You know it's an important event at a university when the Chancellor is in attendance, but UCI's head, Michael Drake, appears more frequently at performances and exhibitions of its Claire Trevor School of the Arts than most of his predecessors.
That's not just a sign that he takes an especially healthy interest in the arts but that UCI has much to be proud of in its arts programs. Tonight was a case in point.
I was invited by Claire Trevor School's acting Dean Alan Terricciano to join him and his wife Lisa for a performance by Kei Akagi and the Tokyo Trio. Akagi holds a UCI Chancellor's Professorship and heads its jazz program.
But he is really best-known as one of the most formidable improvisational jazz pianists in the world. His career associations read like a Who's Who of the jazz world: the last pianist to be part of the legendary Miles Davis's ensemble, appearances, tours and regular gigs with Airto Moreira, Flora Purim, Jean-Luc Ponty, Al Di Meola, Stanley Turrentine and Sadao Watanabe.
For the past seven years, though, he's had his own band, including bass player Tomokazu Sugimoto and an innovative percussionist named Tamaya Honda. Tonight's performance repeats on Friday night at 8 p.m. in UCI's Winifred Smith Hall, a suitably intimate and acoustically fine space.
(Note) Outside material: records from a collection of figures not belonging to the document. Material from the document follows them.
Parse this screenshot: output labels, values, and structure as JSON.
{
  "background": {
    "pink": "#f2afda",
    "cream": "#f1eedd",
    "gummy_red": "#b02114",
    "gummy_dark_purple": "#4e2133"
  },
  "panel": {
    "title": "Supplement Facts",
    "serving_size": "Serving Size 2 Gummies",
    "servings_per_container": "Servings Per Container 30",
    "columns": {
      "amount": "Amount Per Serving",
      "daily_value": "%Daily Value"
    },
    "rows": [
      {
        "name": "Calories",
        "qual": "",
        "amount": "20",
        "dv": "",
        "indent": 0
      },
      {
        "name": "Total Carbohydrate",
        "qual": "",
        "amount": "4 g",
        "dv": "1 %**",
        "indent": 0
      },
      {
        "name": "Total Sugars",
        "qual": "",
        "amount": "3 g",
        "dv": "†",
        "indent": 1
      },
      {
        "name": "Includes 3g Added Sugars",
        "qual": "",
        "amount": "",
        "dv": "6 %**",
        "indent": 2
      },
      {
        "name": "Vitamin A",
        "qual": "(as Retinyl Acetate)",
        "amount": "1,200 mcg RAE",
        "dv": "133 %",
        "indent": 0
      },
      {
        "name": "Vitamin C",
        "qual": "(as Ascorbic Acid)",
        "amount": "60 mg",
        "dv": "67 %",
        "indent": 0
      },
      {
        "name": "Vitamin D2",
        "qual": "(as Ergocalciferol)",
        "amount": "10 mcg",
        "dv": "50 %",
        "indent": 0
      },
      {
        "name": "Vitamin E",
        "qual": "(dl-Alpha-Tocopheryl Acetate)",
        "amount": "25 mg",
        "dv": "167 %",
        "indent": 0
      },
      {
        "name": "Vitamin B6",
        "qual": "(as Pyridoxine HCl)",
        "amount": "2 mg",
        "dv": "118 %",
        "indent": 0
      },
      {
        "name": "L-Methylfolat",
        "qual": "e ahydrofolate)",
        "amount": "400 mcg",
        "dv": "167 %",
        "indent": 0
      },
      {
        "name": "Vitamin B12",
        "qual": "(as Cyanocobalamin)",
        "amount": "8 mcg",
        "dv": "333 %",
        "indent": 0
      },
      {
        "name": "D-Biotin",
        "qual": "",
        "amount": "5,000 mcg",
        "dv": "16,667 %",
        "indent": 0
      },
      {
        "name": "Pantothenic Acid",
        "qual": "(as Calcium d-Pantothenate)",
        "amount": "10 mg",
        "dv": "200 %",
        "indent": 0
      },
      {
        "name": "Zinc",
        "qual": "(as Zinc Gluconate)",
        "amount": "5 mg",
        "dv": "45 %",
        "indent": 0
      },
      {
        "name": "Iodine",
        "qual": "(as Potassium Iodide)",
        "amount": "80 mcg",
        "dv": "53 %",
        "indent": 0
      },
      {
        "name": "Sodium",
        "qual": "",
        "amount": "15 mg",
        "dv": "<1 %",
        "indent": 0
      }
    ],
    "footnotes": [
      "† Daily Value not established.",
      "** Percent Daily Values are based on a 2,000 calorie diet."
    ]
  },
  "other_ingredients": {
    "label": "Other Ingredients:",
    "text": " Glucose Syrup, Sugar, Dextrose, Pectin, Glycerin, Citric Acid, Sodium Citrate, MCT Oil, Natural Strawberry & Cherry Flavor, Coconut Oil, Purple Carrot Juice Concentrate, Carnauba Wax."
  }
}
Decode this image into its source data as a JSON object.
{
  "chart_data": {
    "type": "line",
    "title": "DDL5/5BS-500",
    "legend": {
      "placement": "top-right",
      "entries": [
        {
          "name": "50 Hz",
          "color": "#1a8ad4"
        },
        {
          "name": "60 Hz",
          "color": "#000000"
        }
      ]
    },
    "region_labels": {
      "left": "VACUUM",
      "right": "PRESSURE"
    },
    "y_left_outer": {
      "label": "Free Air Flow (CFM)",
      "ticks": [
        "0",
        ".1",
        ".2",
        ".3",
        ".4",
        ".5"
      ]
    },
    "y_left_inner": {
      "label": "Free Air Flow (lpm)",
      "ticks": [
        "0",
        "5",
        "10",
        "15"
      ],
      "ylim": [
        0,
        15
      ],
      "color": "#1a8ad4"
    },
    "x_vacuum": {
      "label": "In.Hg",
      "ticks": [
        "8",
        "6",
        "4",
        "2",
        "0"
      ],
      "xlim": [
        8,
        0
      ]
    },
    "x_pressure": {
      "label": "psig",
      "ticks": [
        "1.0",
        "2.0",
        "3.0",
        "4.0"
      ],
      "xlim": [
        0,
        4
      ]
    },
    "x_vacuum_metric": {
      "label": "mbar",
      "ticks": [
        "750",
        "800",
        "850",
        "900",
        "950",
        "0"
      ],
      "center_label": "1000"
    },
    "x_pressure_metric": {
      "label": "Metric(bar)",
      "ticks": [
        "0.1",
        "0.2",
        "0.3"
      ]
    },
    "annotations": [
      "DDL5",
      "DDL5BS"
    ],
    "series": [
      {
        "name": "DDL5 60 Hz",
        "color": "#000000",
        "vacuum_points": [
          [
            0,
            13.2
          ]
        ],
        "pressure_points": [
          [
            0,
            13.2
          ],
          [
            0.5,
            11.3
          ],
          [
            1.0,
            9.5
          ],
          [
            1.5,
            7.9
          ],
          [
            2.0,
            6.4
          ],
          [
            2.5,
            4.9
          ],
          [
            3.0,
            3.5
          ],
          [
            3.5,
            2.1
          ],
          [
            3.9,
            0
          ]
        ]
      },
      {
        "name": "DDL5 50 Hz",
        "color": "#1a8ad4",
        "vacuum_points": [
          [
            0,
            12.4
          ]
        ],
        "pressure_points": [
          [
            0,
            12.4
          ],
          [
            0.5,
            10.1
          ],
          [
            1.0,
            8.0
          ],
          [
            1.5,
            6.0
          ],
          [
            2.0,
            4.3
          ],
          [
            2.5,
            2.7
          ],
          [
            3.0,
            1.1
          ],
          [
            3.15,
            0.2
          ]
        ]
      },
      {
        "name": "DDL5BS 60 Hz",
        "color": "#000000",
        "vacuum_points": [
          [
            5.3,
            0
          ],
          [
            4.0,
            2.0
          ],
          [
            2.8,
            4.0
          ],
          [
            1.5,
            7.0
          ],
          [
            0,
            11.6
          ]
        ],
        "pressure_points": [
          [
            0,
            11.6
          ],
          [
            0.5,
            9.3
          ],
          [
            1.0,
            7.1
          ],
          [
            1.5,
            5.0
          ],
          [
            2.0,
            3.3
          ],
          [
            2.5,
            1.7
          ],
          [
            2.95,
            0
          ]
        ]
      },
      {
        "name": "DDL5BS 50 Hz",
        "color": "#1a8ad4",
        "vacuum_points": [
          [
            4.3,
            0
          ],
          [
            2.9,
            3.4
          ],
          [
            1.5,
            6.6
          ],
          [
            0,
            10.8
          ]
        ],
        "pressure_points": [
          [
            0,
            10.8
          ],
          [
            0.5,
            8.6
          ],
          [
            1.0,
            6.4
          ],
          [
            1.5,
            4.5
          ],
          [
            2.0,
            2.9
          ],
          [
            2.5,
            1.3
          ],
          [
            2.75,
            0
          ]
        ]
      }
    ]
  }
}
Don't expect to hear jazz standards (though Akagi performed one in his unique style as an encore): this is original music and each of the 6 pieces on the two set program were lengthy, complex, rhythmically varied and well rehearsed--even though Akagi revealed in brief remarks that he and his musicians rarely stick to the charts. Of course, anyone with that kind of virtuosity can make spontaneous combustion seem facile! His keyboard work was about the best I've ever seen or heard, regardless of genre.